We spent the day doing touristy stuff, Noah showing me around Oklahoma City. I didn’t know if it was the fact that he’d basically exhausted me or what, but the sexual tension between us settled to a more manageable level since the first time I’d met him, and instead of thinking about how much I wanted to jump him, I spent most of the day just enjoying his company.
He was really fun and smart. He made me laugh constantly. And he was sweet, affectionate in a way that tugged at my heart.

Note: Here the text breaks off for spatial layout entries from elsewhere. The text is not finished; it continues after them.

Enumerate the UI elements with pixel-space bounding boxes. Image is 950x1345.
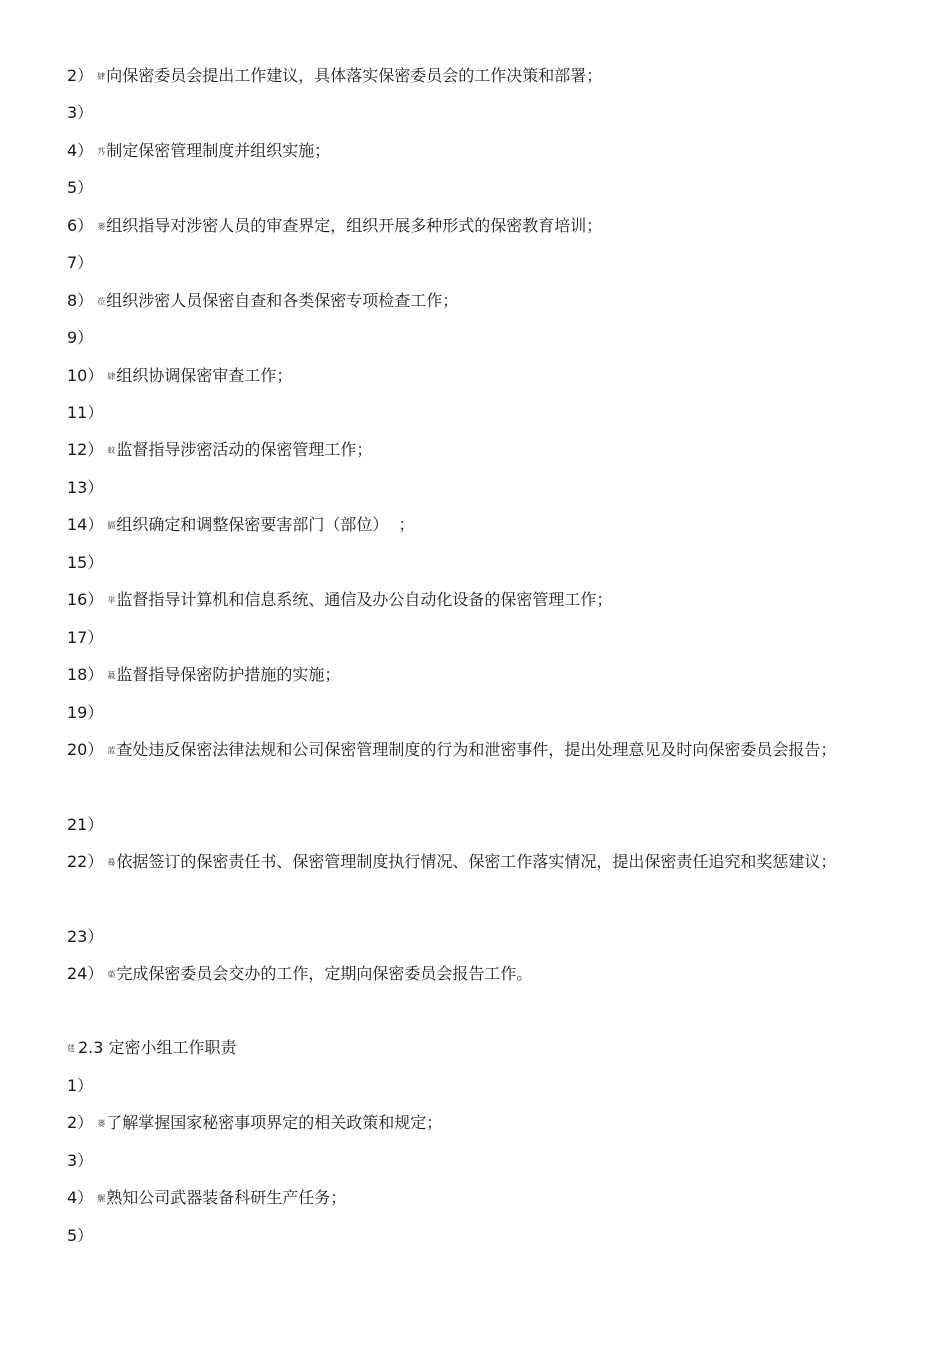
item-number: 7）: [67, 253, 94, 272]
item-mark: 蓦: [107, 858, 116, 867]
list-item: [67, 169, 847, 206]
list-item: [67, 244, 847, 281]
section-heading: [67, 1029, 847, 1067]
item-mark: 肄: [107, 372, 116, 381]
item-number: 3）: [67, 1151, 94, 1170]
item-mark: 艿: [97, 147, 106, 156]
item-number: 4）: [67, 141, 94, 160]
item-text: 组织涉密人员保密自查和各类保密专项检查工作；: [106, 291, 459, 310]
item-number: 1）: [67, 1076, 94, 1095]
item-number: 24）: [67, 964, 104, 983]
list-item: [67, 1142, 847, 1179]
item-text: 向保密委员会提出工作建议，具体落实保密委员会的工作决策和部署；: [106, 66, 603, 85]
item-number: 8）: [67, 291, 94, 310]
item-mark: 蕞: [107, 671, 116, 680]
item-number: 20）: [67, 740, 104, 759]
item-text: 查处违反保密法律法规和公司保密管理制度的行为和泄密事件，提出处理意见及时向保密委员会报告；: [116, 740, 837, 759]
item-mark: 蒅: [107, 970, 116, 979]
list-item: [67, 431, 847, 469]
item-number: 15）: [67, 553, 104, 572]
item-number: 9）: [67, 328, 94, 347]
item-text: 组织协调保密审查工作；: [116, 366, 293, 385]
item-number: 10）: [67, 366, 104, 385]
item-text: 组织指导对涉密人员的审查界定，组织开展多种形式的保密教育培训；: [106, 216, 603, 235]
list-item: [67, 1067, 847, 1104]
list-item: [67, 656, 847, 694]
item-text: 熟知公司武器装备科研生产任务；: [106, 1188, 347, 1207]
item-number: 2）: [67, 66, 94, 85]
item-mark: 莅: [97, 297, 106, 306]
item-number: 19）: [67, 703, 104, 722]
list-item: [67, 731, 847, 769]
list-item: [67, 581, 847, 619]
list-item: [67, 1179, 847, 1217]
heading-mark: 莛: [67, 1044, 75, 1053]
item-text: 制定保密管理制度并组织实施；: [106, 141, 331, 160]
list-item: [67, 57, 847, 95]
item-mark: 蒌: [97, 222, 106, 231]
item-mark: 蓝: [107, 746, 116, 755]
item-number: 2）: [67, 1113, 94, 1132]
item-number: 18）: [67, 665, 104, 684]
item-text: 依据签订的保密责任书、保密管理制度执行情况、保密工作落实情况，提出保密责任追究和奖惩建议；: [116, 852, 837, 871]
item-number: 11）: [67, 403, 104, 422]
item-number: 23）: [67, 927, 104, 946]
item-mark: 蒌: [97, 1119, 106, 1128]
list-item: [67, 619, 847, 656]
list-item: [67, 94, 847, 131]
item-number: 21）: [67, 815, 104, 834]
item-number: 13）: [67, 478, 104, 497]
list-item: [67, 394, 847, 431]
item-mark: 艉: [97, 1194, 106, 1203]
list-item: [67, 282, 847, 320]
list-item: [67, 843, 847, 881]
list-item: [67, 357, 847, 395]
list-item: [67, 544, 847, 581]
item-number: 12）: [67, 440, 104, 459]
list-item: [67, 469, 847, 506]
list-item: [67, 806, 847, 843]
item-text: 监督指导计算机和信息系统、通信及办公自动化设备的保密管理工作；: [116, 590, 613, 609]
item-number: 5）: [67, 178, 94, 197]
item-number: 4）: [67, 1188, 94, 1207]
list-item: [67, 319, 847, 356]
list-item: [67, 918, 847, 955]
list-item: [67, 955, 847, 993]
item-number: 5）: [67, 1226, 94, 1245]
item-mark: 膈: [107, 521, 116, 530]
item-mark: 芈: [107, 596, 116, 605]
item-mark: 蚊: [107, 446, 116, 455]
item-number: 22）: [67, 852, 104, 871]
item-mark: 肄: [97, 72, 106, 81]
item-text: 了解掌握国家秘密事项界定的相关政策和规定；: [106, 1113, 443, 1132]
list-item: [67, 506, 847, 544]
item-text: 监督指导保密防护措施的实施；: [116, 665, 341, 684]
item-number: 16）: [67, 590, 104, 609]
list-item: [67, 694, 847, 731]
list-item: [67, 207, 847, 245]
section-title: 2.3 定密小组工作职责: [78, 1038, 237, 1057]
item-text: 组织确定和调整保密要害部门（部位） ；: [116, 515, 415, 534]
item-number: 3）: [67, 103, 94, 122]
item-text: 完成保密委员会交办的工作，定期向保密委员会报告工作。: [116, 964, 533, 983]
item-number: 17）: [67, 628, 104, 647]
item-text: 监督指导涉密活动的保密管理工作；: [116, 440, 373, 459]
item-number: 14）: [67, 515, 104, 534]
list-item: [67, 1104, 847, 1142]
list-item: [67, 1217, 847, 1254]
list-item: [67, 132, 847, 170]
item-number: 6）: [67, 216, 94, 235]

He held my hand as he led me around the city. When he drove us places in his big SUV, his palm rested on my thigh, not in a sexual way, but like he wanted the reminder that I was next to him. Like he needed it.
With every hour that passed, I fell deeper, harder, and I freaked out a little bit more.
For dinner, he took me to a hole-in-the-wall barbecue restaurant that had amazing brisket.
We were that couple—we sat next to each other in the booth, his hand on my thigh. I’d never understood why couples sat like that and even mocked my fair share for looking like they were Velcroed together, but now that I was in the same position, I totally got it.
And liked it. A lot.
“So what does March look like for you?” Noah asked, his fingers stroking my leg through the denim.
Ever since he’d broached the subject of wanting to see me again, I’d thought about my schedule, wondering how many more weekends I could ask Sophia to cover for me and watch Lulu before she got annoyed. I’d definitely done my share of weekend shifts for her, but still, I didn’t want to be that girl—the one who met a guy and let him take over her life. I’d worked too hard to build my business and was too proud of the store to start flaking.
“Spring break is always busy for us, so the store will probably be pretty hectic. And my sister’s getting married at the end of March.”
And I still didn’t have a date.
I thought back to our earlier conversation in the pancake restaurant, wondering what exactly Noah meant when he talked about seeing if we had a future. Were we a couple now? It seemed kind of fast, but everything he’d said sort of gave that impression even though he hadn’t exactly said the words.